Farmers across the country have been pushing for higher reference prices, which determine when farmers enrolled in federal crop insurance programs receive subsidies.
Another topic raised was labor shortages, with farmers across the country increasingly relying on foreign labor through the use of the federal H-2A Visa Program. In 2005, just under 32,000 H-2A Visas were issued for foreign agriculture workers; in 2022, that number soared to more than 298,000.
“Labor’s not just an ag problem, labor’s just a problem; you can go to Choctaw County with good solid jobs that pay lots of money, and they can’t get people down there,” Pate said in response to comments about labor shortages.
“This is a quote I heard at one of those H-2A programs: foreigners are going to pick our food, (and) we have to decide, are they going to pick it in our country, or are they going to pick it in theirs? I think most of us would agree that we would rather them pick it in ours.”
Russell Wood, executive director of the Alabama Nursery and Landscape Association, said that labor shortages were an issue for his organization as well.
“Because everybody’s having a hard time finding labor, we need automation and mechanization where we can,” he said.
Another issue raised during the forum was an effort by Sen. Cory Booker, D-N.J., who also sits on the Senate Agriculture Committee, to ban certain pesticides.
“His politics and his policies are a little dangerous when it comes to his language in the Protect America’s Children from Toxic Pesticides Act,” said Steven Farrington, a former citrus farmer and current sales representative for Gowan Company.

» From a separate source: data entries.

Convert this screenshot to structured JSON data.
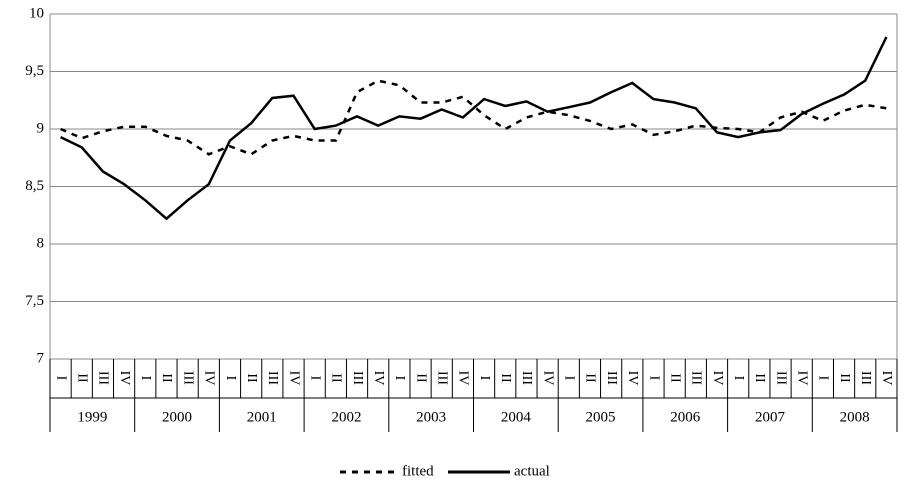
{
  "chart_data": {
    "type": "line",
    "categories": [
      "I",
      "II",
      "III",
      "IV",
      "I",
      "II",
      "III",
      "IV",
      "I",
      "II",
      "III",
      "IV",
      "I",
      "II",
      "III",
      "IV",
      "I",
      "II",
      "III",
      "IV",
      "I",
      "II",
      "III",
      "IV",
      "I",
      "II",
      "III",
      "IV",
      "I",
      "II",
      "III",
      "IV",
      "I",
      "II",
      "III",
      "IV",
      "I",
      "II",
      "III",
      "IV"
    ],
    "category_groups": [
      "1999",
      "2000",
      "2001",
      "2002",
      "2003",
      "2004",
      "2005",
      "2006",
      "2007",
      "2008"
    ],
    "series": [
      {
        "name": "fitted",
        "color": "#000000",
        "dash": true,
        "values": [
          9.0,
          8.92,
          8.98,
          9.02,
          9.02,
          8.94,
          8.9,
          8.78,
          8.85,
          8.78,
          8.9,
          8.94,
          8.9,
          8.9,
          9.32,
          9.42,
          9.38,
          9.23,
          9.23,
          9.28,
          9.12,
          9.0,
          9.1,
          9.15,
          9.12,
          9.07,
          9.0,
          9.04,
          8.95,
          8.98,
          9.03,
          9.01,
          9.0,
          8.97,
          9.1,
          9.15,
          9.07,
          9.16,
          9.21,
          9.18
        ]
      },
      {
        "name": "actual",
        "color": "#000000",
        "dash": false,
        "values": [
          8.93,
          8.84,
          8.63,
          8.52,
          8.38,
          8.22,
          8.38,
          8.52,
          8.9,
          9.05,
          9.27,
          9.29,
          9.0,
          9.03,
          9.11,
          9.03,
          9.11,
          9.09,
          9.17,
          9.1,
          9.26,
          9.2,
          9.24,
          9.15,
          9.19,
          9.23,
          9.32,
          9.4,
          9.26,
          9.23,
          9.18,
          8.97,
          8.93,
          8.97,
          8.99,
          9.13,
          9.22,
          9.3,
          9.42,
          9.8
        ]
      }
    ],
    "ylim": [
      7,
      10
    ],
    "yticks": [
      7,
      {
        "value": 7.5,
        "label": "7,5"
      },
      8,
      {
        "value": 8.5,
        "label": "8,5"
      },
      9,
      {
        "value": 9.5,
        "label": "9,5"
      },
      10
    ],
    "grid": true
  }
}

“It is our understanding that no part of that language should be included in the Farm Bill because it plans to take away valuable tools that our growers, our farmers use to grow the crops. It also subjugates the EPA to decisions of the European Union and Canada, and I don’t think we want to defer the regulatory process to those agencies.”
Johnston, Tuberville’s legislative assistant, assured Farrington that the senator would continue to fight against such proposals.
A lot of the struggles farmers are subject to today, Tuberville argued, were a result of trade policies like NAFTA that reduced and eliminated barriers to trade such as tariffs, which are taxes on imported goods often implemented to encourage domestic manufacturing and job creation.
A study from the Economic Policy Institute found a strong correlation between the rise in unrestricted trade with less wealthy countries and a decline in American wages, with companies drawn to foreign markets for cheap labor, suppressing both American job creation and wages.
“The big thing about manufacturing is NAFTA didn’t just hurt manufacturing, it hurt everybody around it, put people out of work and put farmers at a disadvantage,” Tuberville told Alabama Daily News.
“In North Alabama, they used to be the sock capital of the world, and it all left after NAFTA was passed during the Clinton administration. We did an injustice to the American people when we moved manufacturing out because it took so many good jobs, so many opportunities to make a great living.”
The Farm Bill will continue to be worked on in the Senate Agriculture Committee, and is expected to be complete sometime in 2024, according to Tuberville.